Nieco ponad tydzień temu odnotowaliśmy rekordowo niski stan Wisły, teraz w związku z opadami na południu kraju poziom zaczyna się podnosić.
W weekend w Warszawie woda osiągnie około dwóch metrów. Na Bulwarach Wiślanych wciąż daleko do stanu alarmowego, który wynosi 650 centymetrów. Jan Piotrowski, pełnomocnik prezydenta Warszawy ds. Wisły, przewiduje, że w weekend rzeka osiągnie poziom około DWÓCH metrów, co nie stanowi zagrożenia.
Rzecznik IMGW, Grzegorz Walijewski, uspokaja, że w piątek rano poziom Wisły wyniesie około 220 centymetrów, co oznacza średni stan wody, sprzyjający żegludze.
Warto pamiętać, że na początku września Wisła osiągnęła rekordowo niski poziom – zaledwie 20 centymetrów.
Odra
Aktualnie fala kulminacyjna na Odrze dotarła do Wrocławia, a jej poziom okazał się wyższy niż przewidywano. Ponad 620 centymetrów wskazują wodowskazy, to więcej niż zapowiadał IMGW. Choć sytuacja na rzekach stabilizuje się, służby wciąż umacniają wały.
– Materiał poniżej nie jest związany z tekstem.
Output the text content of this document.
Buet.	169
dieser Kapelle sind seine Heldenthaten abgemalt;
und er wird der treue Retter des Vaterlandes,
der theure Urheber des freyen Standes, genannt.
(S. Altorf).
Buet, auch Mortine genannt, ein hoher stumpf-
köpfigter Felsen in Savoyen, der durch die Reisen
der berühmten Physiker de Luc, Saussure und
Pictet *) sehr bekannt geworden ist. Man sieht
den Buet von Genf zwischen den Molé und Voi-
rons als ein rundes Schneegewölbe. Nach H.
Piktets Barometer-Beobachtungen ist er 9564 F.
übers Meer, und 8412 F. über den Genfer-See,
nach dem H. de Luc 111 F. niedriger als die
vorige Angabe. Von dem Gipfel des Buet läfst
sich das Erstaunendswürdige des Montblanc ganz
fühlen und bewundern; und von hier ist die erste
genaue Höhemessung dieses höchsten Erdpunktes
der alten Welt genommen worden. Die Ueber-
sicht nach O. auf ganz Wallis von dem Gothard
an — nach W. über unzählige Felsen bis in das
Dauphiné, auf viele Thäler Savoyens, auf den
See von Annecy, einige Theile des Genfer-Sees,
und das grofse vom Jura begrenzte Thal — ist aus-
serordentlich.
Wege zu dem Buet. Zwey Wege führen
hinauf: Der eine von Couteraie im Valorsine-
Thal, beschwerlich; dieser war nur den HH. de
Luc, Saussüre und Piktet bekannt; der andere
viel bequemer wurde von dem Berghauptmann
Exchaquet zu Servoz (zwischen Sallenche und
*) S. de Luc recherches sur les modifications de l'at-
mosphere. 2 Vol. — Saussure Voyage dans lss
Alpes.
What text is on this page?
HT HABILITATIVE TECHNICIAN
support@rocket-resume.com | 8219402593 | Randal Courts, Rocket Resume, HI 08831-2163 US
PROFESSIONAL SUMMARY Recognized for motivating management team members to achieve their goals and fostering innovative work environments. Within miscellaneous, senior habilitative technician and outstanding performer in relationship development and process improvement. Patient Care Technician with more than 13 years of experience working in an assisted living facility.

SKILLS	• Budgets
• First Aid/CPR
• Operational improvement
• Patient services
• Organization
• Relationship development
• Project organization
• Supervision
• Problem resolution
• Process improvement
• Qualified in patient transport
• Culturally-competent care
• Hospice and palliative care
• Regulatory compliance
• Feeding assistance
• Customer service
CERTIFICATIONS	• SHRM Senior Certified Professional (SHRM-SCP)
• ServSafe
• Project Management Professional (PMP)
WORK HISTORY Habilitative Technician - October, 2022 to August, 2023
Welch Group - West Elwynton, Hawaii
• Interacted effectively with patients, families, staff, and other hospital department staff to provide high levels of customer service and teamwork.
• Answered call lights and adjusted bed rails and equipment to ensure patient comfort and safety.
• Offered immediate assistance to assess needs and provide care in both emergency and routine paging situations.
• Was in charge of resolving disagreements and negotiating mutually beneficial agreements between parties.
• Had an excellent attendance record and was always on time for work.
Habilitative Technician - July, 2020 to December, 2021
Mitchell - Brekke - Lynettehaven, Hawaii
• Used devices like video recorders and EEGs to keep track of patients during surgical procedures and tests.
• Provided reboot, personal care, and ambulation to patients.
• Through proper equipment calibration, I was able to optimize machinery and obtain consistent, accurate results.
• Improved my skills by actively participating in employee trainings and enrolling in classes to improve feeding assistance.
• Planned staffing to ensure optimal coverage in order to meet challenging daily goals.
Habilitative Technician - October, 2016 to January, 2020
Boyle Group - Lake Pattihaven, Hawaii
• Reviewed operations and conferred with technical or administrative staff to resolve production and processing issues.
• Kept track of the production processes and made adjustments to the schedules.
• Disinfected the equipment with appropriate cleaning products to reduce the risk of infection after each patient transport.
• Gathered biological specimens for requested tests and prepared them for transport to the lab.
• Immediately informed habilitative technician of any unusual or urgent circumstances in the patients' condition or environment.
Fala przechodząca przez miasto jest wypłaszczona, a to oznacza, że będzie przepływała dłużej.
W związku z sytuacją panującą w Europie Środkowiej dzisiaj do Polski przyleci szefowa komisji europejskiej Ursula von der Leyen.
Wizytę we Wrocławiu zapowiedzieli też premierzy innych państw dotkniętych powodzią: Czech i Słowacji, a także kanclerz Austrii.